No Recourse For Man Scammed By Foreign Workers

No recourse for man scammed by foreign workers

By RICHARD DUPLAIN
duplain.richard@dailygleaner.com
Published Wednesday April 16th, 2008

A Prince Edward Island mussel grower who took part in the federal government's foreign-worker program was burned to the tune of more than $50,000.

A House of Commons committee sitting in Fredericton on Tuesday told Stephen Stewart, owner of the Stewart Mussel Farms Inc. in Borden, P.E.I., he has no recourse to recover any of his money, but the committee will make recommendations to Parliament.

Stewart told a House of Commons standing committee on citizenship and immigration hearings that loopholes in immigration laws should be closed so employers can enforce contracts with foreign workers.

In May 2006, Stewart, the vice-president of the Canadian Aquaculture Industry Alliance and owner of one of North America's largest producers of cultured mussels, hired 11 workers from Sri Lanka through a private third party to work at his plant in Borden.

He told the committee it cost him more than $20,000 in return airfare for the workers, $20,000 for accommodations, the cost of a 12-seat van to provide transportation in and around Borden and other incidentals in accordance with federal rules designed to accommodate foreign workers.

Stewart said the eight-month work agreement included a Canadian visa valid for a year.

“Two weeks after they arrived here, they priced taxi fare to Ottawa, and two weeks after that they all disappeared,” Stewart told the committee.

“I have since learned that this is all too common among foreign workers in Canada … A little heads up would have been nice and we could have been prepared.”

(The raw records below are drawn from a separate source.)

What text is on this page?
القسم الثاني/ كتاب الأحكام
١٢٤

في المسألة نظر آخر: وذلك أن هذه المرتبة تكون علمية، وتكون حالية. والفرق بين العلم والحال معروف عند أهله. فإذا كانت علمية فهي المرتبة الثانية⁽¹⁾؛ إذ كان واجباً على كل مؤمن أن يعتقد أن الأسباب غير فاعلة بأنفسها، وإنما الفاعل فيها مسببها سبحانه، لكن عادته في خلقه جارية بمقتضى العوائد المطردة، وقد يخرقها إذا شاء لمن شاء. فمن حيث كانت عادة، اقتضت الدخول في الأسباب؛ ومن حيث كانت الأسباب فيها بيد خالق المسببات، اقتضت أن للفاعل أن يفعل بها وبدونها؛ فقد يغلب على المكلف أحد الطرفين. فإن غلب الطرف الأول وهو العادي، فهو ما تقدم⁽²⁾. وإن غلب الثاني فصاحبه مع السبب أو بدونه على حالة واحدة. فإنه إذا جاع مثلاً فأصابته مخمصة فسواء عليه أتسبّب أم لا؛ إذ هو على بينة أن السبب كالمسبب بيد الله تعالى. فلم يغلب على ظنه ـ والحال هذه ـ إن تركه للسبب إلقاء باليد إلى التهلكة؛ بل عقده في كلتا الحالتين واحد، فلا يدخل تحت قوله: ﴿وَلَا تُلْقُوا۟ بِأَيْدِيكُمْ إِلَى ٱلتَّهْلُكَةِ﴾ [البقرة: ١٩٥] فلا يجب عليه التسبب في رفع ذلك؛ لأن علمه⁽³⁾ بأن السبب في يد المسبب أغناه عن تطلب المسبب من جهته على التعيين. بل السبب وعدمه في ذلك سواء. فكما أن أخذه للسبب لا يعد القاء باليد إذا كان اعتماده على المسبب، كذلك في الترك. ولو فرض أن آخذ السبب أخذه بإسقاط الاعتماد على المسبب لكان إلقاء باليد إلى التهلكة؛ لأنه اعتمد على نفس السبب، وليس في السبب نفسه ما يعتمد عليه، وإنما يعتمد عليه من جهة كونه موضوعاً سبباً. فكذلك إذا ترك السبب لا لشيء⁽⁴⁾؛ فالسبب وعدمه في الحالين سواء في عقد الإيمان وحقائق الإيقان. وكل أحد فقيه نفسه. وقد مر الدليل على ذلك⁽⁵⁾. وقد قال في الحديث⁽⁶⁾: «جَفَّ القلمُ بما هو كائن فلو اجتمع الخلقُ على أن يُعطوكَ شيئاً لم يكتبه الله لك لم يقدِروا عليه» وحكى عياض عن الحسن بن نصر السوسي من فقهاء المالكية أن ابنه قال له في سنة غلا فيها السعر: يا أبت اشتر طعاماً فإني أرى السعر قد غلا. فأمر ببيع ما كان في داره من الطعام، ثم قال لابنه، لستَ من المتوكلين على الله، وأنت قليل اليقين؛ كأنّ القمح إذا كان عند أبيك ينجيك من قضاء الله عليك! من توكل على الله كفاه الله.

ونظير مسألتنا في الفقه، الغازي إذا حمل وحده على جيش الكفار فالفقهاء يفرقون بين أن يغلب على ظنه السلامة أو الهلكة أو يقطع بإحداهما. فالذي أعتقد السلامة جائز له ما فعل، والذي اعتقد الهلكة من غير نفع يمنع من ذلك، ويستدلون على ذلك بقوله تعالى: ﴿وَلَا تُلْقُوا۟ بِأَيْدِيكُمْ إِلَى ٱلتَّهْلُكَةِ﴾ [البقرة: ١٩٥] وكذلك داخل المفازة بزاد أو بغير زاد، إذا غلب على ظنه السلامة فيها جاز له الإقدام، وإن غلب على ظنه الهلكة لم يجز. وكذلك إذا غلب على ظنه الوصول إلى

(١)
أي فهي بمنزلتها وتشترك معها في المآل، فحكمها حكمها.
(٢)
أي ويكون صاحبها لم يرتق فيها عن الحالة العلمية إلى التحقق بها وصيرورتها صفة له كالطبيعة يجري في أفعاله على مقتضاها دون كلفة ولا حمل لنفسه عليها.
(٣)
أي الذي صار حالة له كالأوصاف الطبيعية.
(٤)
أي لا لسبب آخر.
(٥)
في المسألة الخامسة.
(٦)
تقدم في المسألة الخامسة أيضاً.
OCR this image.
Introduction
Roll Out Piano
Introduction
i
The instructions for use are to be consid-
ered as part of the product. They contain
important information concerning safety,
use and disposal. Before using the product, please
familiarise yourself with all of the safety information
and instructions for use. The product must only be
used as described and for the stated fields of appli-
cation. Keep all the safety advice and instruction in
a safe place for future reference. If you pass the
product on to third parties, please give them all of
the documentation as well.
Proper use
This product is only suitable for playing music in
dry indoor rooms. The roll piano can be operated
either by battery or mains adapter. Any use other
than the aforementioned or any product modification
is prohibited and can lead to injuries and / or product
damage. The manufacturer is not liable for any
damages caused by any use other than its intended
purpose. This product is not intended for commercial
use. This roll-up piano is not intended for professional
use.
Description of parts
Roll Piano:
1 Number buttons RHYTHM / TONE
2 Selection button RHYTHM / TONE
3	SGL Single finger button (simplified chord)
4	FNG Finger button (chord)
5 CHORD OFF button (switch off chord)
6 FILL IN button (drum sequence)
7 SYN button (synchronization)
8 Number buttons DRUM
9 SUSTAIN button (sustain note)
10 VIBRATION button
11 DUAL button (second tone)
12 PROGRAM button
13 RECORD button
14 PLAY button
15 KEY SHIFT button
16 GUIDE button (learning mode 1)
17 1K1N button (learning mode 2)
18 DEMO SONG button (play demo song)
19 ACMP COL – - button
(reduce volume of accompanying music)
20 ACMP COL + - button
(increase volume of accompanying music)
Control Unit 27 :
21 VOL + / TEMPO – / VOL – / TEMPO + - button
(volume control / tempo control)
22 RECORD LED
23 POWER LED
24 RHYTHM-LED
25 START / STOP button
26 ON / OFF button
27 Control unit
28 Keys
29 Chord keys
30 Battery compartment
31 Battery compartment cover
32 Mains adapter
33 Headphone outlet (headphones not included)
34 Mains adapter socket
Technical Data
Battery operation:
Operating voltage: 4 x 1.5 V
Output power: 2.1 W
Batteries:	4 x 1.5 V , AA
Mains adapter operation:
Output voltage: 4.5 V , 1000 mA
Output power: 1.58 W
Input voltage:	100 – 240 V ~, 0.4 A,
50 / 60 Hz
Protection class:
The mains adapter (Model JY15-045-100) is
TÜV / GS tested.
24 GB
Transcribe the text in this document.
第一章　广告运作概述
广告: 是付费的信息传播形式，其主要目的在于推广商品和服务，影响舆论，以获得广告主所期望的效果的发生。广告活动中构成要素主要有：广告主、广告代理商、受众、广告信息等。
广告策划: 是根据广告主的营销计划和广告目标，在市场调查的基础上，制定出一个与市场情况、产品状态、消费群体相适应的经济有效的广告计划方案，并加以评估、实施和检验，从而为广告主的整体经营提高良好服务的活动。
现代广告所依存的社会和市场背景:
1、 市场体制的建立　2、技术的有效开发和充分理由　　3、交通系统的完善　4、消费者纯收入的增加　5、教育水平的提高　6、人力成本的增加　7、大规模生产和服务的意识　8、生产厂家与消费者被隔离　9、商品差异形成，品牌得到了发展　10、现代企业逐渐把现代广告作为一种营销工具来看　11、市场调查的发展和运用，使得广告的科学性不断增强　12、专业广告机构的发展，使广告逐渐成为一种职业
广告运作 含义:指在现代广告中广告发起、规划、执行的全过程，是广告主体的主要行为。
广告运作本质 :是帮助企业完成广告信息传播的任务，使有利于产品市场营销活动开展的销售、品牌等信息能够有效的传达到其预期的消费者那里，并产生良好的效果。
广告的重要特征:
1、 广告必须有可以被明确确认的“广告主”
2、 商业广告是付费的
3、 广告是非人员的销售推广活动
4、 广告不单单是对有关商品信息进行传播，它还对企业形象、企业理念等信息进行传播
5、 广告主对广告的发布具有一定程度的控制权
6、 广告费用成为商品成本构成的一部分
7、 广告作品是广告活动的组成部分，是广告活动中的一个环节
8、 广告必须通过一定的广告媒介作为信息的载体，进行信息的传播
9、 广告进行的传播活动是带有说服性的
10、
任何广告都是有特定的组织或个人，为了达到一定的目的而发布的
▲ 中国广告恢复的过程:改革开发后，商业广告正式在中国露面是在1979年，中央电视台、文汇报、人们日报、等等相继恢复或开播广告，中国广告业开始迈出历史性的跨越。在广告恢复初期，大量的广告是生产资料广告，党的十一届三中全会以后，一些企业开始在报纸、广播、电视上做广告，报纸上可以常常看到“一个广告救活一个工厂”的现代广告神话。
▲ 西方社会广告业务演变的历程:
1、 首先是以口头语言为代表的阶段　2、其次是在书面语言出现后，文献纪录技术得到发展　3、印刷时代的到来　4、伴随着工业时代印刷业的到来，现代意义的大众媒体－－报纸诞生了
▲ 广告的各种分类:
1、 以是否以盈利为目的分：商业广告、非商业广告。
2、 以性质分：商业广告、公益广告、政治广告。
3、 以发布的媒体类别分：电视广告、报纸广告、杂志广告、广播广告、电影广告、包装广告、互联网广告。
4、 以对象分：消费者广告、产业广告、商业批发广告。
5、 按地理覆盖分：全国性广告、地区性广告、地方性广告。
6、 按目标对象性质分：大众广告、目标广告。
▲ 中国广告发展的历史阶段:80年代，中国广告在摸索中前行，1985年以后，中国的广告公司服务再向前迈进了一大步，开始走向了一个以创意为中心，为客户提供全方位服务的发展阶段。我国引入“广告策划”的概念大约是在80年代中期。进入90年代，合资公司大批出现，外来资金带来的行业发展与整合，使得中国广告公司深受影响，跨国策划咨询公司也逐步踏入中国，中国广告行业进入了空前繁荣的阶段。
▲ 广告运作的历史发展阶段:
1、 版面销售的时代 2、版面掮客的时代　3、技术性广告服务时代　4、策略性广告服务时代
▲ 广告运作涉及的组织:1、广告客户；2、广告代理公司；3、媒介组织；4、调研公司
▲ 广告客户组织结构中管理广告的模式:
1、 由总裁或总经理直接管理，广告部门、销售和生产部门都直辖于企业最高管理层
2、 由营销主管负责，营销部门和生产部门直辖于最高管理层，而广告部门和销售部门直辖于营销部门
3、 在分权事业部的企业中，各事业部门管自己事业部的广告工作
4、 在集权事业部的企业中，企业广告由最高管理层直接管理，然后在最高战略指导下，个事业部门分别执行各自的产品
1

Stewart said he complained to the Immigration Department and the RCMP.

“The RCMP searched my property and took the foreign workers' possessions they had left behind. Immigration officials said no laws were broken and there was nothing they could do,” he said.

Stewart said Canadian immigration laws permit the foreign workers to travel at will provided they don't work for anyone else.

“Now we are worse off than before, and we are down 11 workers and out more than $50,000,” he said. “People in the community criticized us for bringing in foreign workers and said we got what we deserved.

“I'm not against immigration or foreign workers but some things have to change or this will continue to happen and employers are going to get burned.”

Committee member Raymonde Folco said this is a case of employer abuse.

“It's a case of employees using the system for their own ends and it's not against the law but it's against the rules,” she said.

“The Immigration Department is not responsible in this issue.

“They stamp passports and visas and the work contract involves three other parties … I would have thought the RCMP would have been interested in a number of Sri Lankans coming to Canada and then disappearing. We have no answers for you.”

The committee promised to investigate the matter further.

“We have to check this out from an employer's perspective,” said committee chairman Norman Doyle. “This is a very interesting situation.”

He said once foreign workers arrive in Canada, no one has control over their movement.

The hearings continue in Halifax on April 16 and in St. John's, N.L., on April 17.